Nelle mie tavole, i disegni dei deportati. Intervista a Giulia Spanghero


Nelle mie tavole, i disegni dei deportati. Intervista a Giulia Spanghero

gen 14, 2015

Disegna da sempre, ma ha cominciato la sua carriera alle scuole medie illustrando un libro per l’orientamento e pochi anni dopo un metodo di musica per bambini. Ha lavorato come sceneggiatrice per la Disney, come designer di giocattoli alla Trudi, come illustratrice per il Corriere della Sera. Ora Giulia Spanghero torna ai libri e al pubblico dei più piccoli, firmando le tavole di Auschwitz, una storia di vento. Ma questa volta immagina e disegna per un supporto diverso: non la carta, ma lo schermo del tablet.

«E non è l’unica novità. Rispetto al mio stile e al mio tratto abituali le illustrazioni di Auschwitz, una storia di vento sono un lavoro assolutamente sui generis.
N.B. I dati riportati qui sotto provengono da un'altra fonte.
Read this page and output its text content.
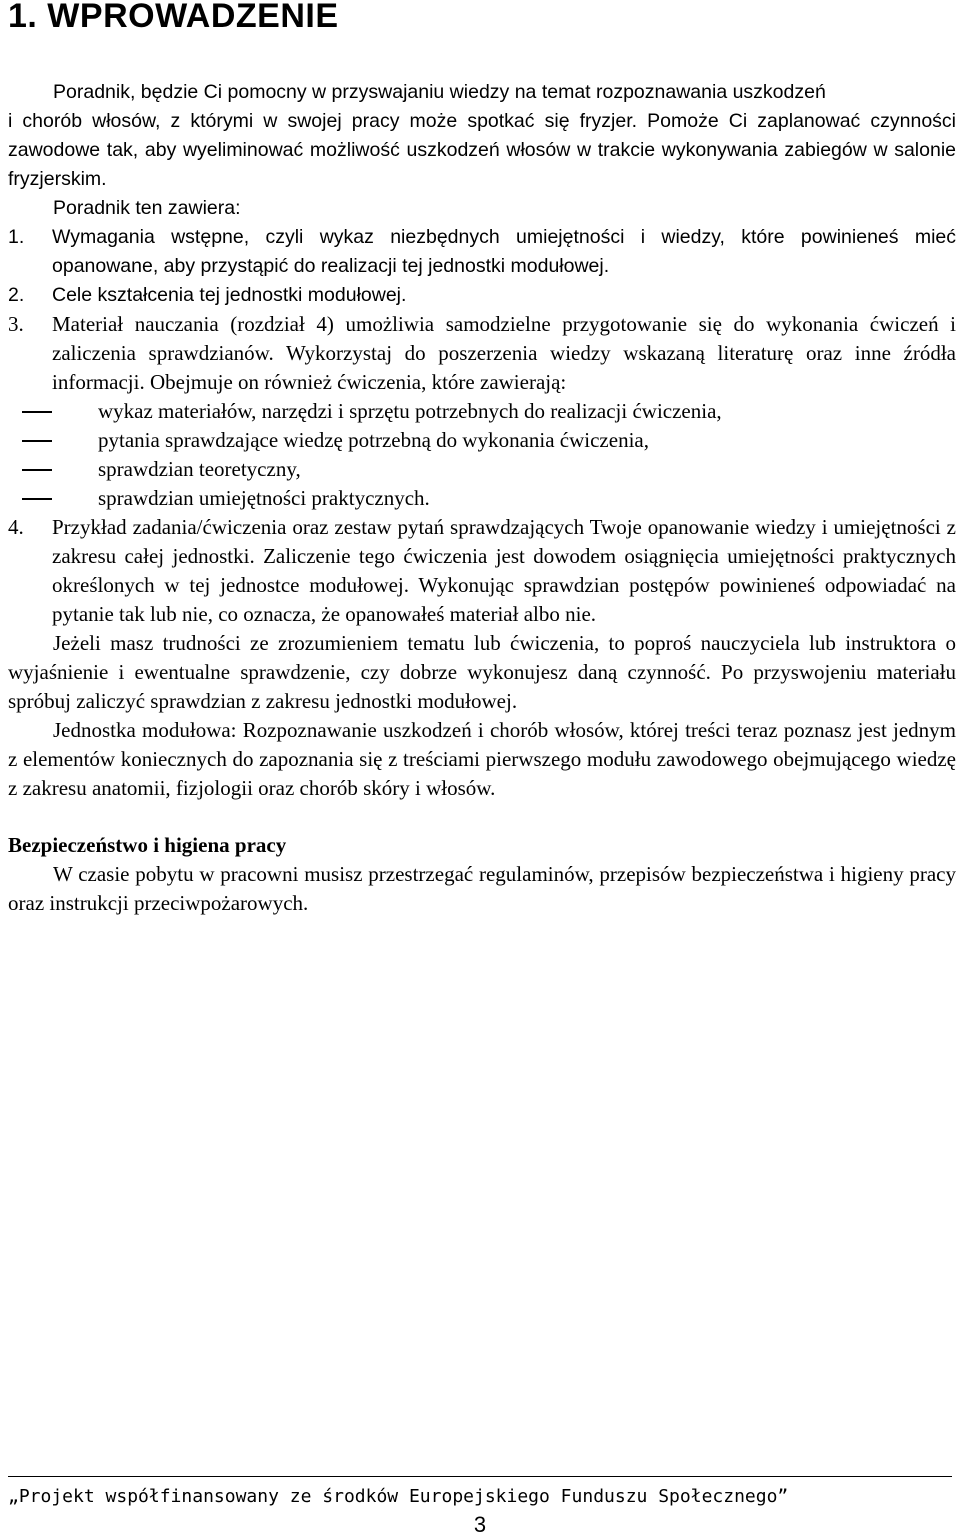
1. WPROWADZENIE

Poradnik, będzie Ci pomocny w przyswajaniu wiedzy na temat rozpoznawania uszkodzeń

i chorób włosów, z którymi w swojej pracy może spotkać się fryzjer. Pomoże Ci zaplanować czynności zawodowe tak, aby wyeliminować możliwość uszkodzeń włosów w trakcie wykonywania zabiegów w salonie fryzjerskim.

Poradnik ten zawiera:

1.	Wymagania wstępne, czyli wykaz niezbędnych umiejętności i wiedzy, które powinieneś mieć opanowane, aby przystąpić do realizacji tej jednostki modułowej.
2.	Cele kształcenia tej jednostki modułowej.
3.	Materiał nauczania (rozdział 4) umożliwia samodzielne przygotowanie się do wykonania ćwiczeń i zaliczenia sprawdzianów. Wykorzystaj do poszerzenia wiedzy wskazaną literaturę oraz inne źródła informacji. Obejmuje on również ćwiczenia, które zawierają:
wykaz materiałów, narzędzi i sprzętu potrzebnych do realizacji ćwiczenia,
pytania sprawdzające wiedzę potrzebną do wykonania ćwiczenia,
sprawdzian teoretyczny,
sprawdzian umiejętności praktycznych.
4.	Przykład zadania/ćwiczenia oraz zestaw pytań sprawdzających Twoje opanowanie wiedzy i umiejętności z zakresu całej jednostki. Zaliczenie tego ćwiczenia jest dowodem osiągnięcia umiejętności praktycznych określonych w tej jednostce modułowej. Wykonując sprawdzian postępów powinieneś odpowiadać na pytanie tak lub nie, co oznacza, że opanowałeś materiał albo nie.

Jeżeli masz trudności ze zrozumieniem tematu lub ćwiczenia, to poproś nauczyciela lub instruktora o wyjaśnienie i ewentualne sprawdzenie, czy dobrze wykonujesz daną czynność. Po przyswojeniu materiału spróbuj zaliczyć sprawdzian z zakresu jednostki modułowej.

Jednostka modułowa: Rozpoznawanie uszkodzeń i chorób włosów, której treści teraz poznasz jest jednym z elementów koniecznych do zapoznania się z treściami pierwszego modułu zawodowego obejmującego wiedzę z zakresu anatomii, fizjologii oraz chorób skóry i włosów.

Bezpieczeństwo i higiena pracy

W czasie pobytu w pracowni musisz przestrzegać regulaminów, przepisów bezpieczeństwa i higieny pracy oraz instrukcji przeciwpożarowych.

„Projekt współfinansowany ze środków Europejskiego Funduszu Społecznego”
3
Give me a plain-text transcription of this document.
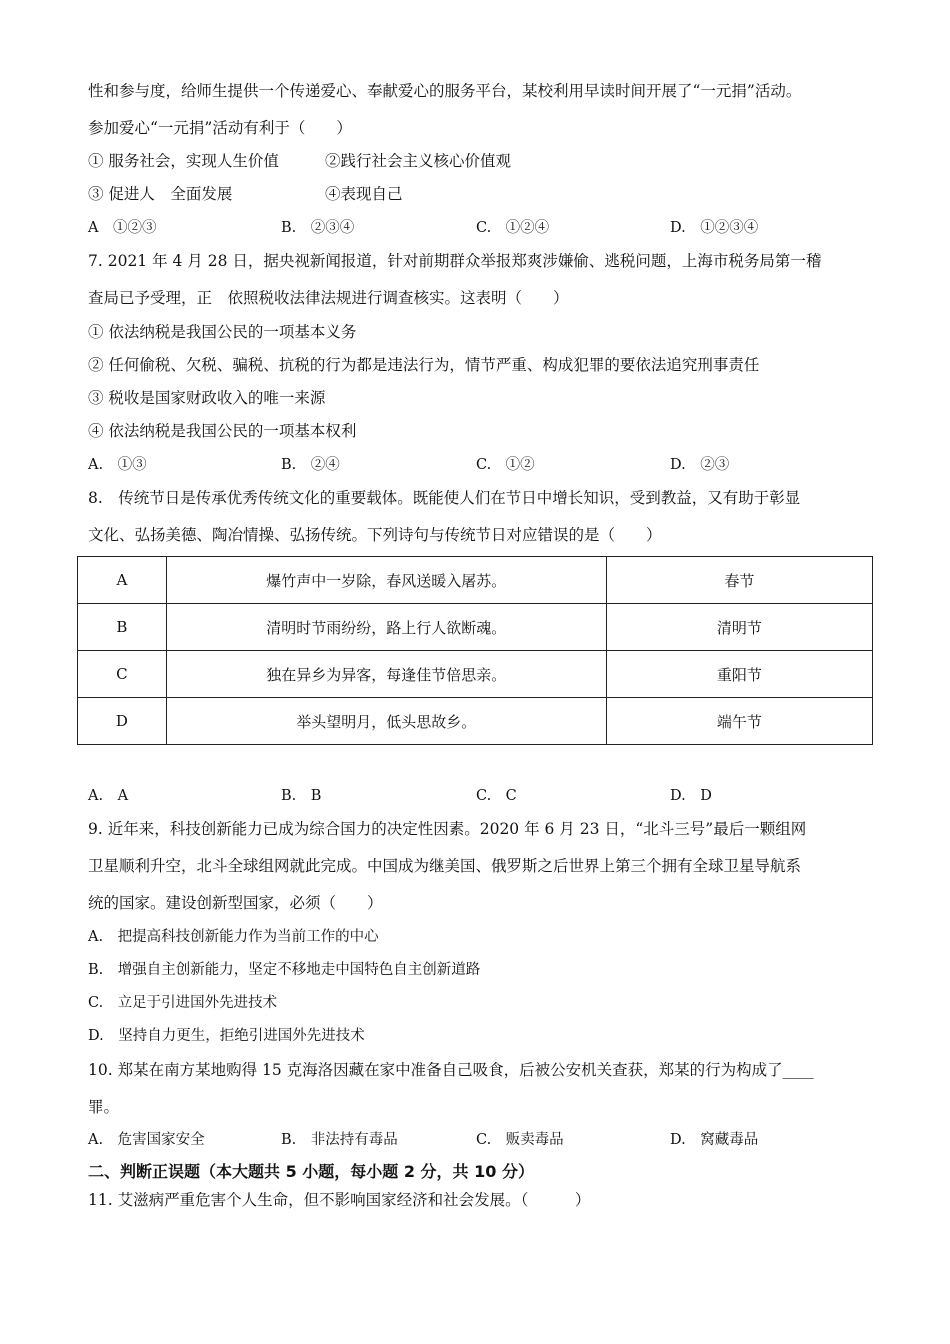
性和参与度，给师生提供一个传递爱心、奉献爱心的服务平台，某校利用早读时间开展了“一元捐”活动。
参加爱心“一元捐”活动有利于（　　）
① 服务社会，实现人生价值	②践行社会主义核心价值观
③ 促进人　全面发展	④表现自己
A　①②③	B.　②③④	C.　①②④	D.　①②③④
7. 2021 年 4 月 28 日，据央视新闻报道，针对前期群众举报郑爽涉嫌偷、逃税问题，上海市税务局第一稽
查局已予受理，正　依照税收法律法规进行调查核实。这表明（　　）
① 依法纳税是我国公民的一项基本义务
② 任何偷税、欠税、骗税、抗税的行为都是违法行为，情节严重、构成犯罪的要依法追究刑事责任
③ 税收是国家财政收入的唯一来源
④ 依法纳税是我国公民的一项基本权利
A.　①③	B.　②④	C.　①②	D.　②③
8.　传统节日是传承优秀传统文化的重要载体。既能使人们在节日中增长知识，受到教益，又有助于彰显
文化、弘扬美德、陶冶情操、弘扬传统。下列诗句与传统节日对应错误的是（　　）
A	爆竹声中一岁除，春风送暖入屠苏。	春节
B	清明时节雨纷纷，路上行人欲断魂。	清明节
C	独在异乡为异客，每逢佳节倍思亲。	重阳节
D	举头望明月，低头思故乡。	端午节
A.　A	B.　B	C.　C	D.　D
9. 近年来，科技创新能力已成为综合国力的决定性因素。2020 年 6 月 23 日，“北斗三号”最后一颗组网
卫星顺利升空，北斗全球组网就此完成。中国成为继美国、俄罗斯之后世界上第三个拥有全球卫星导航系
统的国家。建设创新型国家，必须（　　）
A.　把提高科技创新能力作为当前工作的中心
B.　增强自主创新能力，坚定不移地走中国特色自主创新道路
C.　立足于引进国外先进技术
D.　坚持自力更生，拒绝引进国外先进技术
10. 郑某在南方某地购得 15 克海洛因藏在家中准备自己吸食，后被公安机关查获，郑某的行为构成了____
罪。
A.　危害国家安全	B.　非法持有毒品	C.　贩卖毒品	D.　窝藏毒品
二、判断正误题（本大题共 5 小题，每小题 2 分，共 10 分）
11. 艾滋病严重危害个人生命，但不影响国家经济和社会发展。（　　　）
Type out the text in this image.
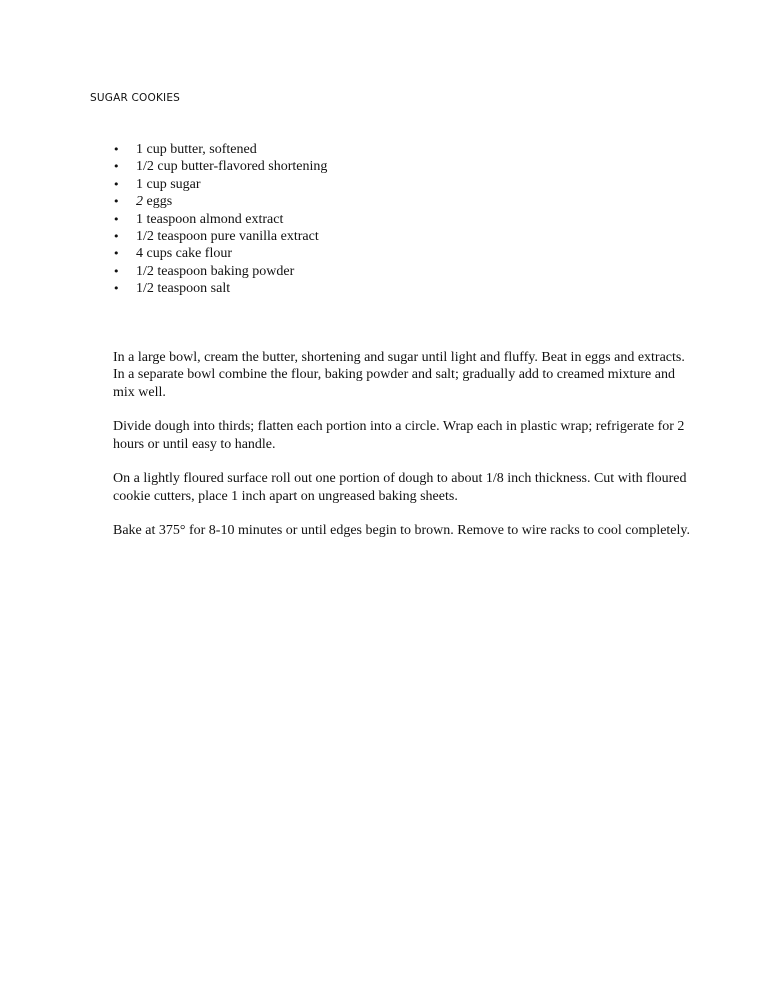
SUGAR COOKIES
• 1 cup butter, softened
• 1/2 cup butter-flavored shortening
• 1 cup sugar
• 2 eggs
• 1 teaspoon almond extract
• 1/2 teaspoon pure vanilla extract
• 4 cups cake flour
• 1/2 teaspoon baking powder
• 1/2 teaspoon salt

In a large bowl, cream the butter, shortening and sugar until light and fluffy. Beat in eggs and extracts. In a separate bowl combine the flour, baking powder and salt; gradually add to creamed mixture and mix well.

Divide dough into thirds; flatten each portion into a circle. Wrap each in plastic wrap; refrigerate for 2 hours or until easy to handle.

On a lightly floured surface roll out one portion of dough to about 1/8 inch thickness. Cut with floured cookie cutters, place 1 inch apart on ungreased baking sheets.

Bake at 375° for 8-10 minutes or until edges begin to brown. Remove to wire racks to cool completely.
Un po’ perché, diversamente dal solito, in questo caso ho trovato ‘tutto pronto’, nel senso che Franco (Grego, lautore ndr) aveva già preparato testo e storyboard e aveva un’idea precisa del prodotto finale. Ma soprattutto perché le illustrazioni sono ispirate alle testimonianze grafiche che la storia ci ha lasciato sulla realtà del lager: i disegni dei deportati nei campi di concentramento. In particolare ci siamo ispirati agli schizzi dell’artista francese David Olère e ai disegni di Helga Weissowa, una ragazzina di Praga internata a Terezín all’età di tredici anni. Sono disegni a carbone fatti su pezzi di carta rimediati, tavole grezze, e abbiamo deciso di mantenere, suggerire, questa caratteristica anche nelle illustrazioni del libro. Oltre a queste testimonianze, ho cercato anche immagini e foto d’epoca per documentarmi sull’abbigliamento, gli oggetti, i luoghi. Tutto quello che compare nelle illustrazioni ha un riferimento storico».

Raccontare un tema come la Shoah a un pubblico di bambini non è banale, soprattutto per quanto riguarda le illustrazioni che hanno un impatto così immediato sul lettore. Come ti sei posta rispetto a questo?
«Era chiaro fin dall’inizio che la storia era dura e difficile da raccontare, soprattutto a dei bambini. Ma questa consapevolezza stava a monte del progetto e Franco aveva le idee molto chiare sull’atmosfera che le illustrazioni avrebbero dovuto comunicare. Io, personalmente, non sono mai stata d’accordo con l’ottica di eliminare dai prodotti per bambini i riferimenti agli aspetti crudi, tragici della vita. Si tratta piuttosto di tradurli, anche visivamente, con un linguaggio comprensibile. E poi i piccoli sono esposti ogni giorno alla crudezza dei programmi televisivi e di Internet, a volte senza alcun filtro. Sta al genitore o all’educatore scegliere, spiegare e cercare di rendere tutto meno traumatico».

È la prima volta che illustri una app, un libro digitale. È molto diverso rispetto al lavoro su carta?
«No, all’inizio il procedimento è simile. Si parte comunque da una serie di matite, di bozze. Per arrivare alle illustrazioni finali ho lavorato sia in maniera tradizionale, con colori e pennelli, sia con strumenti digitali, utilizzando la tavoletta grafica e disegnando direttamente su computer. Ma dovevo tenere conto che ogni tavola avrebbe avuto delle aree attive con cui il lettore può interagire e ho dovuto preparare le illustrazioni in modo che gli sviluppatori potessero realizzare animazioni e interattività».

Secondo te, quali sono i vantaggi e gli svantaggi del digitale per raccontare una storia come questa?
«Io sono cresciuta con i libri: non c’è niente da fare, sento la mancanza dell’oggetto fisico, della carta. Ma se penso ai ragazzi e ai bambini, anche molto piccoli, di oggi e alla familiarità che hanno con la tecnologia, è evidente che una  app come questa risponde alle loro esigenze, è innovativa e al passo coi tempi. Per certi versi è addirittura più accessibile e può raggiungere più facilmente chi non ha l’abitudine alla lettura o una grande biblioteca a disposizione».